Dear nice Mr. Colnago.
Here in UK Reynolds have come up with a "new" tubing ....953. One framebuilder is saying " the strength is off the chart" and is building sub 17lbs bikes. I'm sure you can do much better. Can I have one please? Oh, a nice new paint job to go with it too.
Grazie!


----------



## ETWN Stu (Feb 15, 2007)

http://www.cyclingnews.com/tech/2005/shows/australia05/?id=results/australia051

1000grm steel frame...Yes please!


----------



## il sogno (Jul 15, 2002)

Heck I'd settle for Columbus Spirit tubing.


----------



## edmundjaques (Dec 29, 2005)

edmundjaques said:


> Dear nice Mr. Colnago.
> Here in UK Reynolds have come up with a "new" tubing ....953. One framebuilder is saying " the strength is off the chart" and is building sub 17lbs bikes. I'm sure you can do much better. Can I have one please? Oh, a nice new paint job to go with it too.
> Grazie!


Getting a bit more interesting: June '07 issue of l'Acheteur Cycliste carries an excellent article ( in French) on three steel frames currently available from Alex Singer in Paris.
The 753 ( ie Reynolds) comes in at just over 18lbs. I had a (silver brazed) 753 by Merckx a few years ago which was superb and I regret selling. Don't know the weight, it didn't seem to matter. Point is - 853 has been out for a while, and now 953 is available. If Merckx doesn't go for it ( and I believe he considers steel to be dead) surely Ernesto should - he hasn't written steel off - thank goodness. Any thoughts?


----------



## odeum (May 9, 2005)

*this stuff is durn thin walled,*

foco, ultrafoco and the latest similar itterations, can on impact can tear like foil, so mebbe this is a factor, it also ripples like crazy upon being hit with the tig rod, causing deformation and weird crystalization of the metal.
carbon is more practical from a manufacturing standpoint...but i do have a wilier nemo that rides good, even so, over a year has passed and the c-40 hp gets the ride preference every time, the steel is basically in storage right now.




edmundjaques said:


> Getting a bit more interesting: June '07 issue of l'Acheteur Cycliste carries an excellent article ( in French) on three steel frames currently available from Alex Singer in Paris.
> The 753 ( ie Reynolds) comes in at just over 18lbs.
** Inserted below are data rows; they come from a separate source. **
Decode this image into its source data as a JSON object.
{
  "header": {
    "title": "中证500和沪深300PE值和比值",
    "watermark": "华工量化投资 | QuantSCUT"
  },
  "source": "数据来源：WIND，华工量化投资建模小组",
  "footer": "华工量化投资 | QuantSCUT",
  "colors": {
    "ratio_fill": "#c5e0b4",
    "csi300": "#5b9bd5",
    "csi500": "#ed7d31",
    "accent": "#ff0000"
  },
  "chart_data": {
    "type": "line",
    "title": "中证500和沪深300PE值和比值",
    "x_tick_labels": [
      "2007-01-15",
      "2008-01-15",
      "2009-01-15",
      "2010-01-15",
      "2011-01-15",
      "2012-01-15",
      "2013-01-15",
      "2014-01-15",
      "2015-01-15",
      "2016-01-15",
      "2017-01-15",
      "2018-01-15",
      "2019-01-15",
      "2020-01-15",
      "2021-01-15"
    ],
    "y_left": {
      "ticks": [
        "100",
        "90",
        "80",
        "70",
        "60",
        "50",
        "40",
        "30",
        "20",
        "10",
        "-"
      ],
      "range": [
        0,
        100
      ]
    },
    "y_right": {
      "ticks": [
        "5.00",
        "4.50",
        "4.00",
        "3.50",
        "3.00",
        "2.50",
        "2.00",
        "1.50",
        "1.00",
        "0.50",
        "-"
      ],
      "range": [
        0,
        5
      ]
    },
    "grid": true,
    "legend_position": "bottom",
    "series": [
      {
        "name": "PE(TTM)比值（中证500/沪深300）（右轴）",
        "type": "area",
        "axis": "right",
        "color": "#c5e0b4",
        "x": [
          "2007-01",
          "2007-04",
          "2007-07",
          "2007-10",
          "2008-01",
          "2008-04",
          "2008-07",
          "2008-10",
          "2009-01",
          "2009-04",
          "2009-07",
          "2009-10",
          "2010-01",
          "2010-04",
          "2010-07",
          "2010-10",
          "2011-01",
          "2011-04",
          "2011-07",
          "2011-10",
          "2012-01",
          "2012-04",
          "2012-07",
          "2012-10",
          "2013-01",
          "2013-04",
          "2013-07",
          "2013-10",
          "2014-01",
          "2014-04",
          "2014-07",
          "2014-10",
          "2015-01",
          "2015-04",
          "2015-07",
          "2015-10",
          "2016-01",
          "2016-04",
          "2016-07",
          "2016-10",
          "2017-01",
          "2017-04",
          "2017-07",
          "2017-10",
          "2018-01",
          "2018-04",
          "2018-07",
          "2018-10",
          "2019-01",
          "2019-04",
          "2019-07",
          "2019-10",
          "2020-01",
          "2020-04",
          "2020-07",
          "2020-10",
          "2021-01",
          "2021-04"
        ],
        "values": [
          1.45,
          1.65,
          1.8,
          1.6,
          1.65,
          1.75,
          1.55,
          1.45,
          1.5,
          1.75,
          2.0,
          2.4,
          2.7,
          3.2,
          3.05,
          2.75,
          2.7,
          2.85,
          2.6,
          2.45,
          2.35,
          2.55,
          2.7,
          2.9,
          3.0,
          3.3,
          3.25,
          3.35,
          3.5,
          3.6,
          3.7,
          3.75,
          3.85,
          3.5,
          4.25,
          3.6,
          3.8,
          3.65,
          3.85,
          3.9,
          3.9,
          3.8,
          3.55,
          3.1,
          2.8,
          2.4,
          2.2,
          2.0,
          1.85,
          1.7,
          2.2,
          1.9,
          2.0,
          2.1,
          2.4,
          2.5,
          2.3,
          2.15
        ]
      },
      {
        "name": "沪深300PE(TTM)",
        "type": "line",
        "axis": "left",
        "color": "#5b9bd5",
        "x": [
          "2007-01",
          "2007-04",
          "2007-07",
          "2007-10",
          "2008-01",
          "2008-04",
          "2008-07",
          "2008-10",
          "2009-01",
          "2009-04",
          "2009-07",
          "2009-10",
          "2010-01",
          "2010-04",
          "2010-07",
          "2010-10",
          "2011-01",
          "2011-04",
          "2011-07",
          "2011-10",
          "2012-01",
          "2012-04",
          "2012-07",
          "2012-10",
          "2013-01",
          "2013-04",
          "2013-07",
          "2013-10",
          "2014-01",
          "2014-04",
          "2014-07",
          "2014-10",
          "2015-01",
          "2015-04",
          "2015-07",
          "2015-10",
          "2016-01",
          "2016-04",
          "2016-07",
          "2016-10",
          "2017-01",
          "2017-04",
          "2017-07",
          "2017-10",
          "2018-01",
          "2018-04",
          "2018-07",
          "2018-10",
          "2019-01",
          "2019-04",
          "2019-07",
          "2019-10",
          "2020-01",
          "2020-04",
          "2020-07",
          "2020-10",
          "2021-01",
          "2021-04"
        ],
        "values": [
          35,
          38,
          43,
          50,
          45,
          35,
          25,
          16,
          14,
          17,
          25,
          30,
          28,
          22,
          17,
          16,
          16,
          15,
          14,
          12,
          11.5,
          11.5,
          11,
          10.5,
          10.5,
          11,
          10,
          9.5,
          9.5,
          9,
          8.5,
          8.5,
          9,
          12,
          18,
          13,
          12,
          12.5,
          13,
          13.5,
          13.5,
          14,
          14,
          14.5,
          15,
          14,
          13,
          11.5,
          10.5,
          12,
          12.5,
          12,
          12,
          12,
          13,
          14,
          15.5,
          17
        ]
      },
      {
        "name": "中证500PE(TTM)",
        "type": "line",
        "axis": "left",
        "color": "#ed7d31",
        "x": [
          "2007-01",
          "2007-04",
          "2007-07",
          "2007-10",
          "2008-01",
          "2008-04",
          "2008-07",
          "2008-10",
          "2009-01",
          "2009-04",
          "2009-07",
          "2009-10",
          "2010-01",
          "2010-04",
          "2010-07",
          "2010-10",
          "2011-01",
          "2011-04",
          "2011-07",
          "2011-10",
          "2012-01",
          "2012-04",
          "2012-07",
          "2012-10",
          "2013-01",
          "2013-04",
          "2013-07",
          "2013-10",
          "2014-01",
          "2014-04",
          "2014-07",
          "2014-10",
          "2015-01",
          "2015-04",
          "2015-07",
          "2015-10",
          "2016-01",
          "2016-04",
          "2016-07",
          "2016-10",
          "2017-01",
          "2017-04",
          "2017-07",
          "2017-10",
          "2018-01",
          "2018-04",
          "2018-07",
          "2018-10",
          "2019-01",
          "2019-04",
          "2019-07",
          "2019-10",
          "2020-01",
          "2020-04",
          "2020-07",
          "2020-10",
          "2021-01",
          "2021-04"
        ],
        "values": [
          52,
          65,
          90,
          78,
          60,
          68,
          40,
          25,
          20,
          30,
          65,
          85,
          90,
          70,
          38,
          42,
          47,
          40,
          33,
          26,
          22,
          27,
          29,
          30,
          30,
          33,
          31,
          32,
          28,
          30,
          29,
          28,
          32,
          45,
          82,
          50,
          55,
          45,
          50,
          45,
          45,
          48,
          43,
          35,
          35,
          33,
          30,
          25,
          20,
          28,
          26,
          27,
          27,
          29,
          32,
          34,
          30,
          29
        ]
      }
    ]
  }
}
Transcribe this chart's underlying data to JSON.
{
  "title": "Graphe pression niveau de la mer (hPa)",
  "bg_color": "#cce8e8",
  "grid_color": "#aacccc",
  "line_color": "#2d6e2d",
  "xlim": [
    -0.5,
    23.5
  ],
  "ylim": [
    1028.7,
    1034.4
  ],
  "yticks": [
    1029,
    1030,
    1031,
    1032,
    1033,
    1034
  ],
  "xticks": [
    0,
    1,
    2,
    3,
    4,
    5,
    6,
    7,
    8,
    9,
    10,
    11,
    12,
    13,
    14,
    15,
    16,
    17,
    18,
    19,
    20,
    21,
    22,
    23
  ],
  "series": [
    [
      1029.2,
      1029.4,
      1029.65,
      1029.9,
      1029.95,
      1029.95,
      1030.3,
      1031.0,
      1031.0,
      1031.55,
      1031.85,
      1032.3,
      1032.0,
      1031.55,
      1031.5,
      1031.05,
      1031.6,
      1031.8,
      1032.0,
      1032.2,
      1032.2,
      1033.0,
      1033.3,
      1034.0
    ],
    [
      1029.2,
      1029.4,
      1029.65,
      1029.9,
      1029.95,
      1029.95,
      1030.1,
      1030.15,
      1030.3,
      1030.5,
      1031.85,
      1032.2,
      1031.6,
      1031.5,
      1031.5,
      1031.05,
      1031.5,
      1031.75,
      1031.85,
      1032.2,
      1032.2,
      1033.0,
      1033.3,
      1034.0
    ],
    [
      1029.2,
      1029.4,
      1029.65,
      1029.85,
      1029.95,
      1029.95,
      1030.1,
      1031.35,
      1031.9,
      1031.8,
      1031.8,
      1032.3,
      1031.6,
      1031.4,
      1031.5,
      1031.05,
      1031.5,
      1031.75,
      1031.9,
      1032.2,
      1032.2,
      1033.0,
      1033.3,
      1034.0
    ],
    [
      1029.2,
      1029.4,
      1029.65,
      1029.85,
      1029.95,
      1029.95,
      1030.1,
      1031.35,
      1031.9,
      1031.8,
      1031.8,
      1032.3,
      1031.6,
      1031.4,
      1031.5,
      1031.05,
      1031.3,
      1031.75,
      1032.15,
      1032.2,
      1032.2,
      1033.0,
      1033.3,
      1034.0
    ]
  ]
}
I had a (silver brazed) 753 by Merckx a few years ago which was superb and I regret selling. Don't know the weight, it didn't seem to matter. Point is - 853 has been out for a while, and now 953 is available. If Merckx doesn't go for it ( and I believe he considers steel to be dead) surely Ernesto should - he hasn't written steel off - thank goodness. Any thoughts?


----------



## takmanjapan (Mar 24, 2004)

*you want more?????*

The current masterlight with paint and chrome is a very competitive 3.5 pounds. Makes me think that only a welded frame could get a lot lower than that! But while we are all dreaming, a 2.5 pound frame with lugs and paint would be nice.....

Takmanjapan


----------